Lobet ihn mit Pauken und Reigen, lobet ihn mit Saiten und Pfeifen!

Am vierten Adventsonntag erlebte die Gemeinde wieder eine „echte“ Weihnachtsfeier. Während in 2020 nur eine Online-Variante möglich war, konnte diesmal wenigstens ein kleines Programm realisiert werden.

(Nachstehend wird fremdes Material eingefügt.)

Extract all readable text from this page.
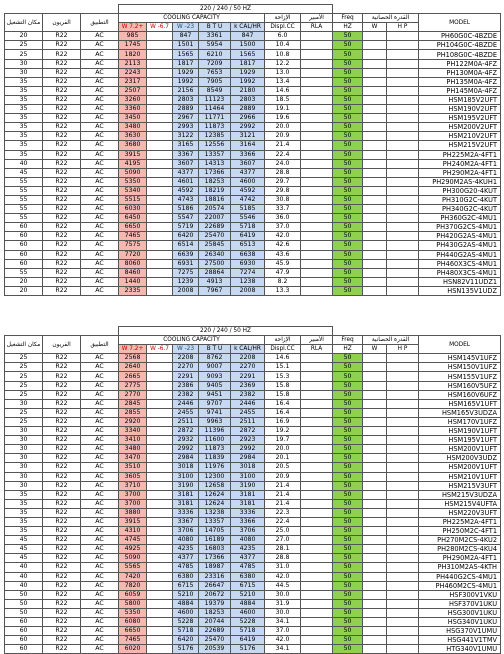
			220 / 240 / 50 HZ										
مكان التشغيل	الفريون	التطبيق	COOLING CAPACITY					الإزاحة	الأمبير	Freq	القدرة الحصانية		MODEL
			W 7.2+	W -6.7	W -23	B T U	k CAL/HR	Displ.CC	RLA	HZ	W	H P	
20	R22	AC	985		847	3361	847	6.0		50			PH60G0C-4BZDE
25	R22	AC	1745		1501	5954	1500	10.4		50			PH104G0C-4BZDE
25	R22	AC	1820		1565	6210	1565	10.8		50			PH108G0C-4BZDE
30	R22	AC	2113		1817	7209	1817	12.2		50			PH122M0A-4FZ
30	R22	AC	2243		1929	7653	1929	13.0		50			PH130M0A-4FZ
35	R22	AC	2317		1992	7905	1992	13.4		50			PH135M0A-4FZ
35	R22	AC	2507		2156	8549	2180	14.6		50			PH145M0A-4FZ
35	R22	AC	3260		2803	11123	2803	18.5		50			HSM185V2UFT
35	R22	AC	3360		2889	11464	2889	19.1		50			HSM190V2UFT
35	R22	AC	3450		2967	11771	2966	19.6		50			HSM195V2UFT
35	R22	AC	3480		2993	11873	2992	20.0		50			HSM200V2UFT
35	R22	AC	3630		3122	12385	3121	20.9		50			HSM210V2UFT
35	R22	AC	3680		3165	12556	3164	21.4		50			HSM215V2UFT
35	R22	AC	3915		3367	13357	3366	22.4		50			PH225M2A-4FT1
40	R22	AC	4195		3607	14313	3607	24.0		50			PH240M2A-4FT1
45	R22	AC	5090		4377	17366	4377	28.8		50			PH290M2A-4FT1
55	R22	AC	5350		4601	18253	4600	29.7		50			PH290M2AS-4KUH1
55	R22	AC	5340		4592	18219	4592	29.8		50			PH300G20-4KUT
55	R22	AC	5515		4743	18816	4742	30.8		50			PH310G2C-4KUT
55	R22	AC	6030		5186	20574	5185	33.7		50			PH340G2C-4KUT
55	R22	AC	6450		5547	22007	5546	36.0		50			PH360G2C-4MU1
60	R22	AC	6650		5719	22689	5718	37.0		50			PH370G2CS-4MU1
60	R22	AC	7465		6420	25470	6419	42.0		50			PH420G2AS-4MU1
60	R22	AC	7575		6514	25845	6513	42.6		50			PH430G2AS-4MU1
60	R22	AC	7720		6639	26340	6638	43.6		50			PH440G2AS-4MU1
60	R22	AC	8060		6931	27500	6930	45.9		50			PH460X3CS-4MU1
55	R22	AC	8460		7275	28864	7274	47.9		50			PH480X3CS-4MU1
20	R22	AC	1440		1239	4913	1238	8.2		50			HSN82V11UDZ1
20	R22	AC	2335		2008	7967	2008	13.3		50			HSN135V1UDZ
			220 / 240 / 50 HZ										
مكان التشغيل	الفريون	التطبيق	COOLING CAPACITY					الإزاحة	الأمبير	Freq	القدرة الحصانية		MODEL
			W 7.2+	W -6.7	W -23	B T U	k CAL/HR	Displ.CC	RLA	HZ	W	H P	
25	R22	AC	2568		2208	8762	2208	14.6		50			HSM145V1UFZ
25	R22	AC	2640		2270	9007	2270	15.1		50			HSM150V1UFZ
25	R22	AC	2665		2291	9093	2291	15.3		50			HSM155V1UFZ
25	R22	AC	2775		2386	9405	2369	15.8		50			HSM160V5UFZ
25	R22	AC	2770		2382	9451	2382	15.8		50			HSM160V6UFZ
30	R22	AC	2845		2446	9707	2446	16.4		50			HSM165V1UFT
25	R22	AC	2855		2455	9741	2455	16.4		50			HSM165V3UDZA
25	R22	AC	2920		2511	9963	2511	16.9		50			HSM170V1UFZ
30	R22	AC	3340		2872	11396	2872	19.2		50			HSM190V1UFT
30	R22	AC	3410		2932	11600	2923	19.7		50			HSM195V1UFT
30	R22	AC	3480		2992	11873	2992	20.0		50			HSM200V1UFT
30	R22	AC	3470		2984	11839	2984	20.1		50			HSM200V3UDZ
30	R22	AC	3510		3018	11976	3018	20.5		50			HSM200V1UFT
30	R22	AC	3605		3100	12300	3100	20.9		50			HSM210V1UFT
30	R22	AC	3710		3190	12658	3190	21.4		50			HSM215V3UFT
35	R22	AC	3700		3181	12624	3181	21.4		50			HSM215V3UDZA
35	R22	AC	3700		3181	12624	3181	21.4		50			HSM215V4UFTA
35	R22	AC	3880		3336	13238	3336	22.3		50			HSM220V3UFT
35	R22	AC	3915		3367	13357	3366	22.4		50			PH225M2A-4FT1
35	R22	AC	4310		3706	14705	3706	25.0		50			PH250M2C-4FT1
45	R22	AC	4745		4080	16189	4080	27.0		50			PH270M2CS-4KU2
45	R22	AC	4925		4235	16803	4235	28.1		50			PH280M2CS-4KU4
45	R22	AC	5090		4377	17366	4377	28.8		50			PH290M2A-4FT1
40	R22	AC	5565		4785	18987	4785	31.0		50			PH310M2AS-4KTH
40	R22	AC	7420		6380	23316	6380	42.0		50			PH440G2CS-4MU1
40	R22	AC	7820		6715	26647	6715	44.5		50			PH460M2CS-4MU1
50	R22	AC	6059		5210	20672	5210	30.0		50			HSF300V1VKU
50	R22	AC	5800		4884	19379	4884	31.9		50			HSF370V1UKU
50	R22	AC	5350		4600	18253	4600	30.0		50			HSG300V1UKU
60	R22	AC	6080		5228	20744	5228	34.1		50			HSG340V1UKU
60	R22	AC	6650		5718	22689	5718	37.0		50			HSG370V1UMU
60	R22	AC	7465		6420	25470	6419	42.0		50			HSG441V1TMV
60	R22	AC	6020		5176	20539	5176	34.1		50			HTG340V1UMU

Alles fing damit an, dass der Vorsteher abhandenkam. So eröffnete Evangelist Wiese „spontan“ die Weihnachtsfeier.

Nach einem gemeinsam gesungenen „Nun singet und seid froh“ schneite plötzlich der Weihnachtsmann herein. Trotz des frühen Kalendereintrags hatte er nur wenig Zeit, ließ aber einen Sack mit Geschenken für später da.

Das Gemeindeorchester gab gekonnt Stücke wie „Christmas Lullaby“, „Hört der Engel helle Lieder“ und „Joy to the world“ zum Besten.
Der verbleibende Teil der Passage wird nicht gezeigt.